De casus: een compagnon van een cliënt van de notaris overleed in 2001. De notaris behandelde de afwikkeling van de erfenis van die compagnon. De erfgenamen wilden van de cliënt een garantstelling voor de afname van een eigendomsdeel van de onderneming. De cliënt moest ook een deel van het kapitaal uit de vennootschap overdragen aan de erfgenamen. Daartoe bracht de cliënt in vier jaar tijd een bedrag van totaal €150.000 in depot bij de notaris.
De notaris boekte de gelden en betalingshandelingen op naam van een al afgehandeld dossier.

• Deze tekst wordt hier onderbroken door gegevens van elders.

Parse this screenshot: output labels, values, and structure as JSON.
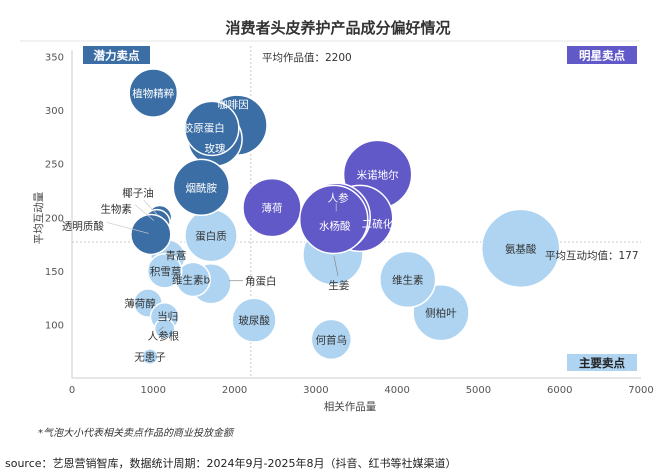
{
  "chart_data": {
    "type": "bubble",
    "title": "消费者头皮养护产品成分偏好情况",
    "xlabel": "相关作品量",
    "ylabel": "平均互动量",
    "xlim": [
      0,
      7000
    ],
    "ylim": [
      50,
      350
    ],
    "xticks": [
      "0",
      "1000",
      "2000",
      "3000",
      "4000",
      "5000",
      "6000",
      "7000"
    ],
    "yticks": [
      "100",
      "150",
      "200",
      "250",
      "300",
      "350"
    ],
    "grid": false,
    "reference_lines": {
      "x_mean": 2200,
      "x_mean_label": "平均作品值：2200",
      "y_mean": 177,
      "y_mean_label": "平均互动均值：177"
    },
    "quadrants": {
      "potential": {
        "label": "潜力卖点",
        "color": "#3a6ea5"
      },
      "star": {
        "label": "明星卖点",
        "color": "#6259c8"
      },
      "main": {
        "label": "主要卖点",
        "color": "#aed4f2"
      }
    },
    "size_note": "*气泡大小代表相关卖点作品的商业投放金额",
    "bubbles": [
      {
        "name": "氨基酸",
        "x": 5520,
        "y": 171,
        "size": 152,
        "group": "main"
      },
      {
        "name": "侧柏叶",
        "x": 4540,
        "y": 111,
        "size": 78,
        "group": "main"
      },
      {
        "name": "维生素",
        "x": 4130,
        "y": 142,
        "size": 78,
        "group": "main"
      },
      {
        "name": "生姜",
        "x": 3210,
        "y": 165,
        "size": 90,
        "group": "main"
      },
      {
        "name": "何首乌",
        "x": 3190,
        "y": 86,
        "size": 40,
        "group": "main"
      },
      {
        "name": "玻尿酸",
        "x": 2240,
        "y": 104,
        "size": 48,
        "group": "main"
      },
      {
        "name": "蛋白质",
        "x": 1710,
        "y": 183,
        "size": 68,
        "group": "main"
      },
      {
        "name": "角蛋白",
        "x": 1710,
        "y": 138,
        "size": 40,
        "group": "main"
      },
      {
        "name": "维生素b",
        "x": 1490,
        "y": 142,
        "size": 29,
        "group": "main"
      },
      {
        "name": "青蒿",
        "x": 1180,
        "y": 163,
        "size": 29,
        "group": "main"
      },
      {
        "name": "积雪草",
        "x": 1140,
        "y": 150,
        "size": 29,
        "group": "main"
      },
      {
        "name": "薄荷醇",
        "x": 935,
        "y": 120,
        "size": 20,
        "group": "main"
      },
      {
        "name": "当归",
        "x": 1140,
        "y": 107,
        "size": 20,
        "group": "main"
      },
      {
        "name": "人参根",
        "x": 1140,
        "y": 96,
        "size": 10,
        "group": "main"
      },
      {
        "name": "无患子",
        "x": 960,
        "y": 70,
        "size": 6,
        "group": "main"
      },
      {
        "name": "植物精粹",
        "x": 1000,
        "y": 316,
        "size": 58,
        "group": "potential"
      },
      {
        "name": "咖啡因",
        "x": 2030,
        "y": 286,
        "size": 90,
        "group": "potential"
      },
      {
        "name": "玫瑰",
        "x": 1760,
        "y": 273,
        "size": 73,
        "group": "potential"
      },
      {
        "name": "胶原蛋白",
        "x": 1720,
        "y": 283,
        "size": 73,
        "group": "potential"
      },
      {
        "name": "烟酰胺",
        "x": 1590,
        "y": 228,
        "size": 78,
        "group": "potential"
      },
      {
        "name": "椰子油",
        "x": 1080,
        "y": 200,
        "size": 14,
        "group": "potential"
      },
      {
        "name": "生物素",
        "x": 1045,
        "y": 195,
        "size": 17,
        "group": "potential"
      },
      {
        "name": "透明质酸",
        "x": 970,
        "y": 184,
        "size": 40,
        "group": "potential"
      },
      {
        "name": "薄荷",
        "x": 2460,
        "y": 209,
        "size": 84,
        "group": "star"
      },
      {
        "name": "米诺地尔",
        "x": 3760,
        "y": 240,
        "size": 116,
        "group": "star"
      },
      {
        "name": "二硫化硒",
        "x": 3540,
        "y": 199,
        "size": 109,
        "group": "star"
      },
      {
        "name": "人参",
        "x": 3250,
        "y": 200,
        "size": 116,
        "group": "star"
      },
      {
        "name": "水杨酸",
        "x": 3220,
        "y": 198,
        "size": 116,
        "group": "star"
      }
    ]
  },
  "footer": {
    "source": "source：艺恩营销智库，数据统计周期：2024年9月-2025年8月（抖音、红书等社媒渠道）"
  }
}
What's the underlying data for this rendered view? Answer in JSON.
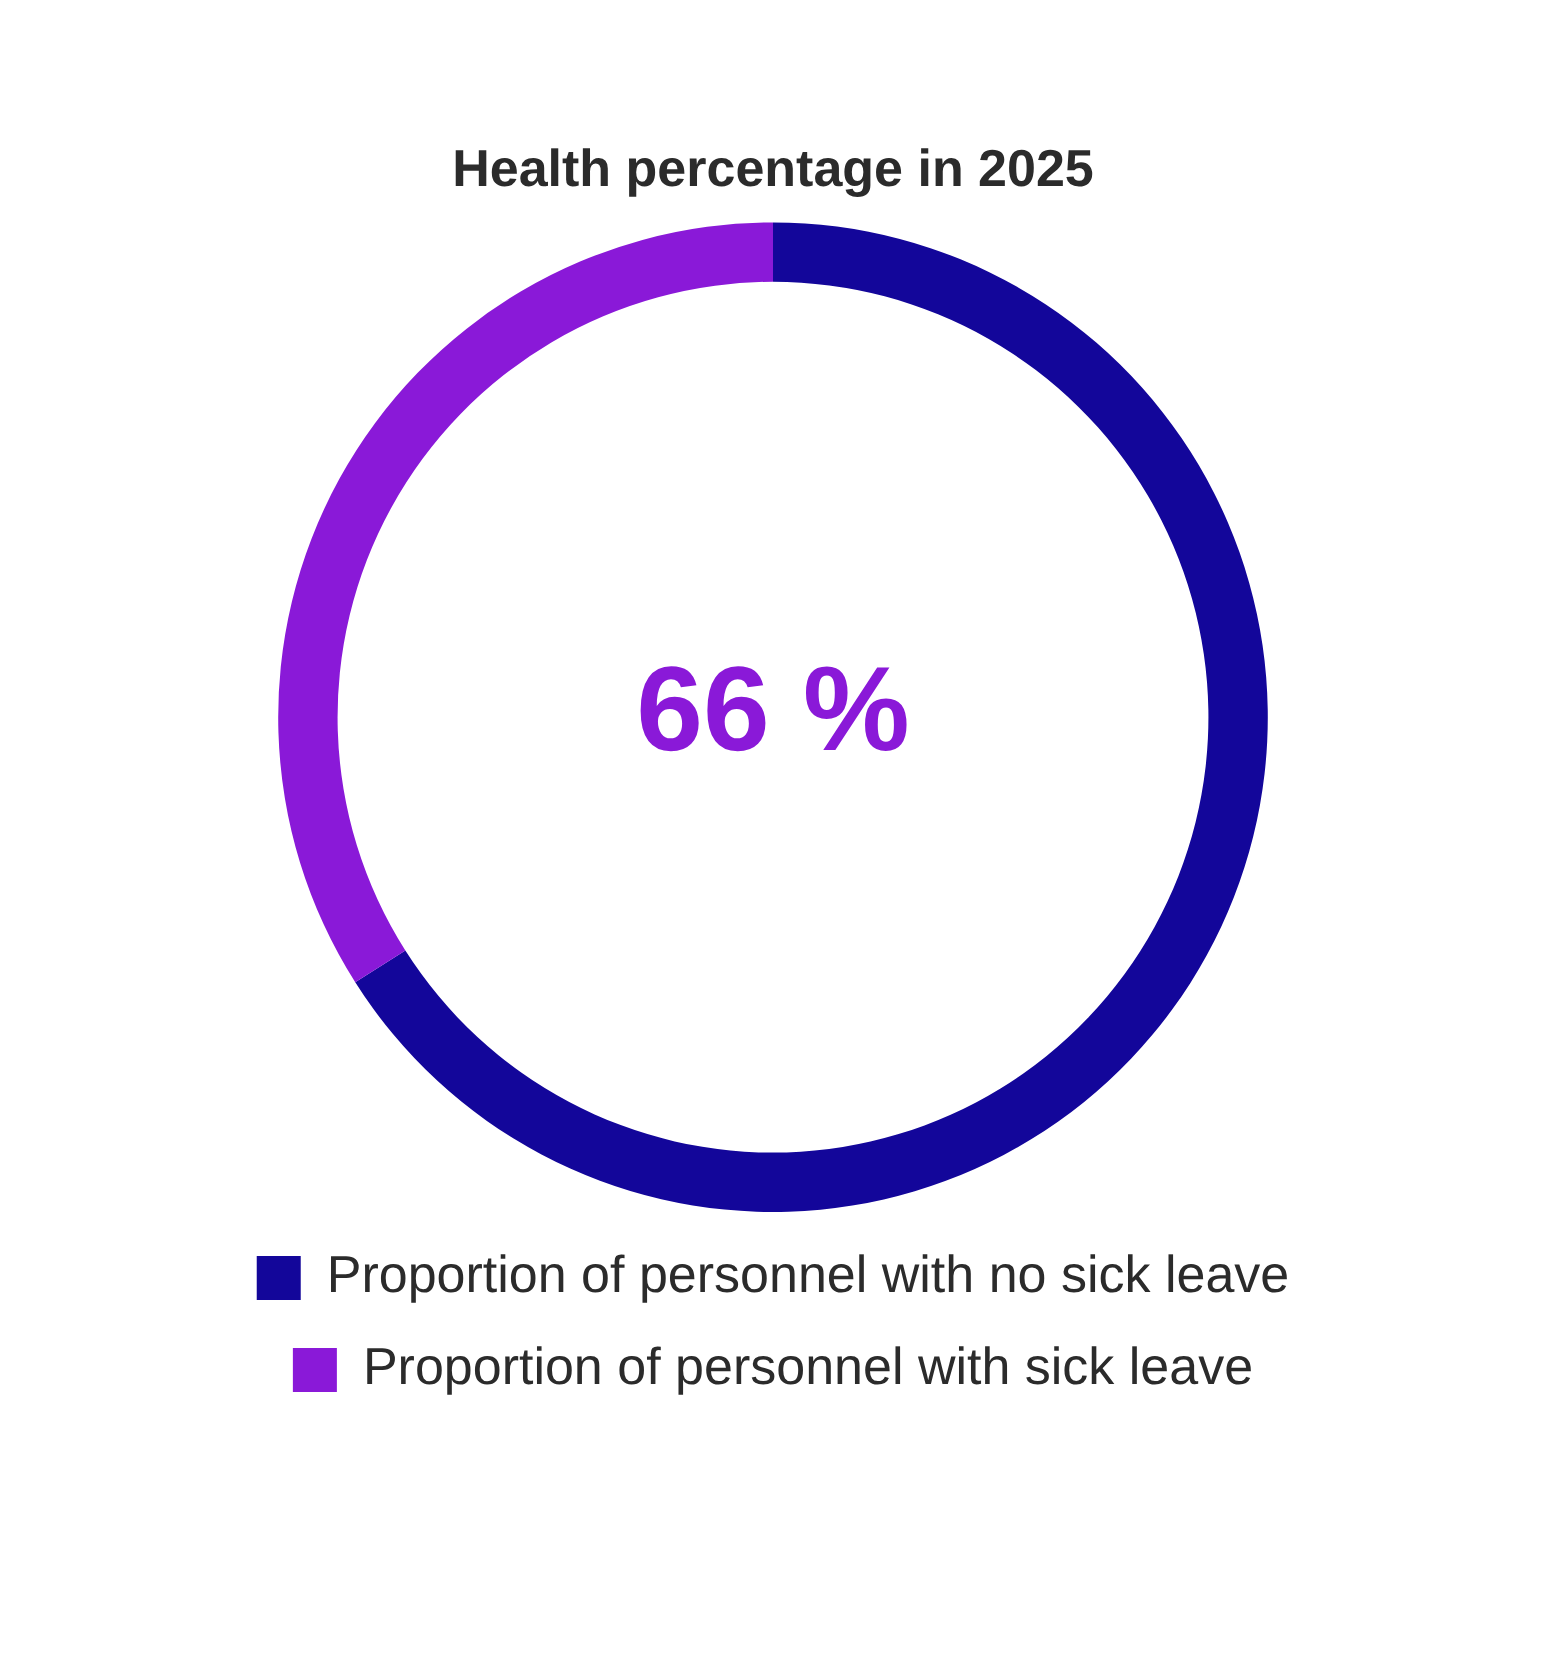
{
  "chart_data": {
    "type": "donut",
    "title": "Health percentage in 2025",
    "categories": [
      "Proportion of personnel with no sick leave",
      "Proportion of personnel with sick leave"
    ],
    "values": [
      66,
      34
    ],
    "colors": [
      "#13069a",
      "#8a19d8"
    ],
    "annotations": [
      "66 %"
    ],
    "legend": "bottom"
  }
}
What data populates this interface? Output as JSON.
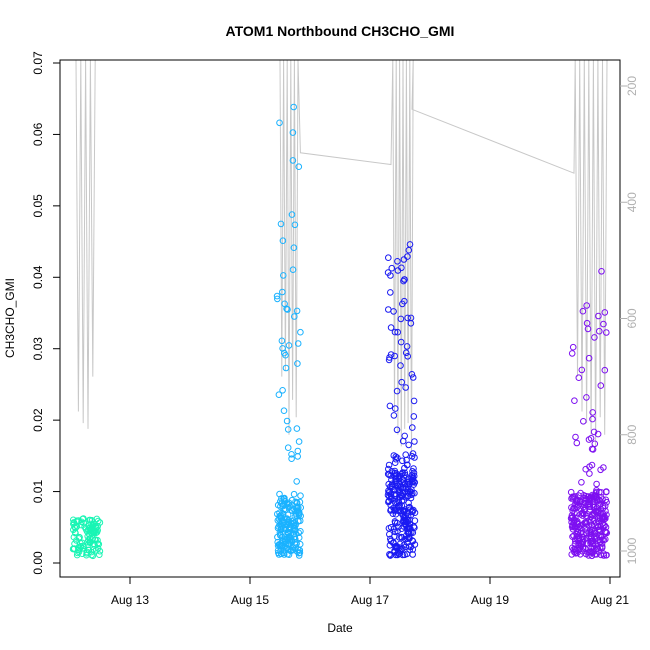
{
  "chart_data": {
    "type": "scatter",
    "title": "ATOM1 Northbound CH3CHO_GMI",
    "xlabel": "Date",
    "ylabel": "CH3CHO_GMI",
    "x_ticks": [
      "Aug 13",
      "Aug 15",
      "Aug 17",
      "Aug 19",
      "Aug 21"
    ],
    "y_ticks": [
      "0.00",
      "0.01",
      "0.02",
      "0.03",
      "0.04",
      "0.05",
      "0.06",
      "0.07"
    ],
    "y2_ticks": [
      "200",
      "400",
      "600",
      "800",
      "1000"
    ],
    "xlim": [
      "2016-08-12",
      "2016-08-21"
    ],
    "ylim": [
      0,
      0.07
    ],
    "y2lim": [
      1000,
      200
    ],
    "colors": {
      "flight1": "#19f5b4",
      "flight2": "#1ab2ff",
      "flight3": "#1b1bf2",
      "flight4": "#7d10f0",
      "pressure_line": "#c8c8c8"
    },
    "series": [
      {
        "color_key": "flight1",
        "x_range": [
          12.05,
          12.5
        ],
        "y_range": [
          0.001,
          0.0063
        ]
      },
      {
        "color_key": "flight2",
        "x_range": [
          15.45,
          15.85
        ],
        "y_range": [
          0.0015,
          0.068
        ]
      },
      {
        "color_key": "flight3",
        "x_range": [
          17.3,
          17.75
        ],
        "y_range": [
          0.0012,
          0.045
        ]
      },
      {
        "color_key": "flight4",
        "x_range": [
          20.35,
          20.95
        ],
        "y_range": [
          0.0008,
          0.041
        ]
      }
    ]
  }
}
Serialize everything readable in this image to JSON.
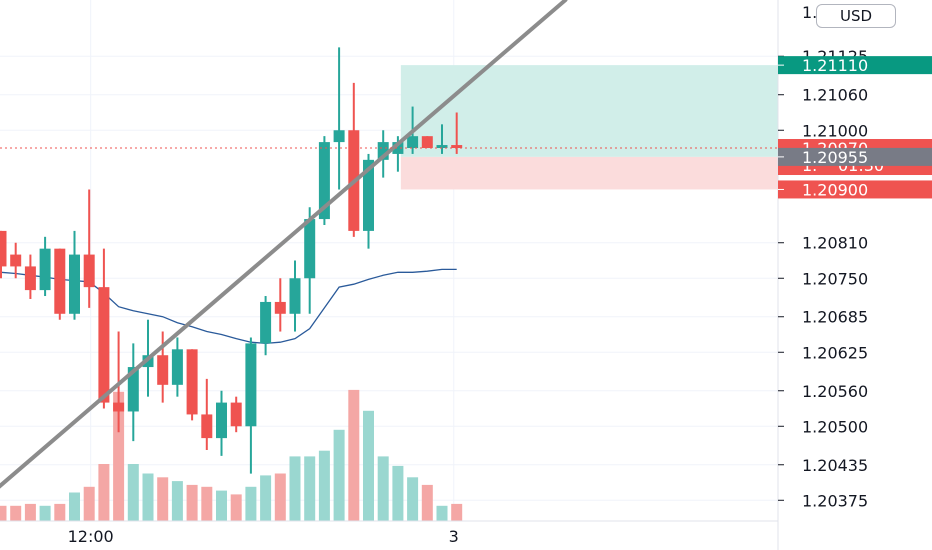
{
  "currency": "USD",
  "price_axis": {
    "min": 1.2034,
    "max": 1.2122,
    "ticks": [
      "1.20375",
      "1.20435",
      "1.20500",
      "1.20560",
      "1.20625",
      "1.20685",
      "1.20750",
      "1.20810",
      "1.21000",
      "1.21060",
      "1.21125"
    ],
    "top_tick_partial": "1.  0"
  },
  "time_axis": {
    "labels": [
      {
        "text": "12:00",
        "bar": 6.1
      },
      {
        "text": "3",
        "bar": 30.8
      }
    ]
  },
  "badges": {
    "target": "1.21110",
    "last_price": "1.20970",
    "countdown": "01:30",
    "entry": "1.20955",
    "stop": "1.20900",
    "last_partial": "1."
  },
  "colors": {
    "up": "#26a69a",
    "down": "#ef5350",
    "grid": "#f0f3fa",
    "ma": "#2a5a9a",
    "trendline": "#8c8c8c",
    "profit_zone": "#d1eee9",
    "loss_zone": "#fbdcdc",
    "target_badge": "#089981",
    "entry_badge": "#787b86"
  },
  "chart_data": {
    "type": "candlestick",
    "symbol_currency": "USD",
    "candles": [
      {
        "o": 1.2083,
        "h": 1.2083,
        "l": 1.2075,
        "c": 1.2077
      },
      {
        "o": 1.2079,
        "h": 1.2081,
        "l": 1.2075,
        "c": 1.2077
      },
      {
        "o": 1.2077,
        "h": 1.2079,
        "l": 1.20715,
        "c": 1.2073
      },
      {
        "o": 1.2073,
        "h": 1.2082,
        "l": 1.2072,
        "c": 1.208
      },
      {
        "o": 1.208,
        "h": 1.208,
        "l": 1.2068,
        "c": 1.2069
      },
      {
        "o": 1.2069,
        "h": 1.2083,
        "l": 1.2068,
        "c": 1.2079
      },
      {
        "o": 1.2079,
        "h": 1.209,
        "l": 1.207,
        "c": 1.20735
      },
      {
        "o": 1.20735,
        "h": 1.208,
        "l": 1.2053,
        "c": 1.2054
      },
      {
        "o": 1.2054,
        "h": 1.2066,
        "l": 1.2049,
        "c": 1.20525
      },
      {
        "o": 1.20525,
        "h": 1.2064,
        "l": 1.20475,
        "c": 1.206
      },
      {
        "o": 1.206,
        "h": 1.2068,
        "l": 1.2055,
        "c": 1.2062
      },
      {
        "o": 1.2062,
        "h": 1.2066,
        "l": 1.2054,
        "c": 1.2057
      },
      {
        "o": 1.2057,
        "h": 1.2065,
        "l": 1.2055,
        "c": 1.2063
      },
      {
        "o": 1.2063,
        "h": 1.2063,
        "l": 1.2051,
        "c": 1.2052
      },
      {
        "o": 1.2052,
        "h": 1.2058,
        "l": 1.2046,
        "c": 1.2048
      },
      {
        "o": 1.2048,
        "h": 1.2056,
        "l": 1.2045,
        "c": 1.2054
      },
      {
        "o": 1.2054,
        "h": 1.2055,
        "l": 1.2049,
        "c": 1.205
      },
      {
        "o": 1.205,
        "h": 1.2065,
        "l": 1.2042,
        "c": 1.2064
      },
      {
        "o": 1.2064,
        "h": 1.2072,
        "l": 1.2062,
        "c": 1.2071
      },
      {
        "o": 1.2071,
        "h": 1.2075,
        "l": 1.2066,
        "c": 1.2069
      },
      {
        "o": 1.2069,
        "h": 1.2078,
        "l": 1.2066,
        "c": 1.2075
      },
      {
        "o": 1.2075,
        "h": 1.2087,
        "l": 1.2069,
        "c": 1.2085
      },
      {
        "o": 1.2085,
        "h": 1.2099,
        "l": 1.2084,
        "c": 1.2098
      },
      {
        "o": 1.2098,
        "h": 1.2114,
        "l": 1.209,
        "c": 1.21
      },
      {
        "o": 1.21,
        "h": 1.2108,
        "l": 1.2082,
        "c": 1.2083
      },
      {
        "o": 1.2083,
        "h": 1.2096,
        "l": 1.208,
        "c": 1.2095
      },
      {
        "o": 1.2095,
        "h": 1.21,
        "l": 1.2092,
        "c": 1.2098
      },
      {
        "o": 1.2096,
        "h": 1.2099,
        "l": 1.2093,
        "c": 1.2098
      },
      {
        "o": 1.2097,
        "h": 1.2104,
        "l": 1.2096,
        "c": 1.2099
      },
      {
        "o": 1.2099,
        "h": 1.2099,
        "l": 1.2097,
        "c": 1.2097
      },
      {
        "o": 1.2097,
        "h": 1.2101,
        "l": 1.2096,
        "c": 1.20975
      },
      {
        "o": 1.20975,
        "h": 1.2103,
        "l": 1.2096,
        "c": 1.2097
      }
    ],
    "volumes": [
      8,
      8,
      9,
      8,
      9,
      15,
      18,
      30,
      68,
      30,
      25,
      23,
      21,
      19,
      18,
      16,
      14,
      18,
      24,
      25,
      34,
      34,
      37,
      48,
      69,
      58,
      34,
      29,
      23,
      19,
      8,
      9
    ],
    "moving_average": [
      1.2076,
      1.20758,
      1.20755,
      1.20752,
      1.20748,
      1.20746,
      1.20744,
      1.20725,
      1.20702,
      1.20695,
      1.2069,
      1.20685,
      1.20675,
      1.20668,
      1.2066,
      1.20655,
      1.20648,
      1.20642,
      1.2064,
      1.20642,
      1.20648,
      1.20665,
      1.207,
      1.20735,
      1.2074,
      1.20748,
      1.20755,
      1.2076,
      1.2076,
      1.20762,
      1.20765,
      1.20765
    ],
    "trendline": {
      "p1": {
        "bar": -0.5,
        "price": 1.2039
      },
      "p2": {
        "bar": 38.4,
        "price": 1.2122
      }
    },
    "position": {
      "entry": 1.20955,
      "target": 1.2111,
      "stop": 1.209,
      "bar_start": 27.2,
      "bar_end": 50
    }
  }
}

Het opsporen van de erfgenamen in het buitenland duurde een aantal jaren. Deze kregen uiteindelijk geld, maar de notaris hield het resterende bedrag (€110.000) zonder noodzaak aan. Dat werd gebruikt ten behoeve van de cliënt, die zo een privé-bank rijker was.
De notaris bankierde er lustig op los, gaf zijn cliënt een paar keer tienduizenden euro’s cash, en deed geen MOT-meldingen over die transacties. Die cliënt kreeg geen rente van de notaris.
Het Bft kwam er achter, en diende een klacht in. “Oneigenlijk gebruik van derdengelden,” oordeelde de tuchtrechter, die alle vorderingen van het Bft toewees. De eerdere maatregel, op 25 maart 2008 opgelegd door de Kamer te Zutphen, werd bekrachtigd. De notarisbankier kreeg een waarschuwing.
Het Bureau financieel toezicht meldde vorige week meer misbruik van derdengelden door notarissen. Vorig jaar diende het tegen twintig notarissen een tuchtklacht in. Het Financieele Dagblad meldde abusievelijk dat dat tien keer zoveel is als het jaar ervoor.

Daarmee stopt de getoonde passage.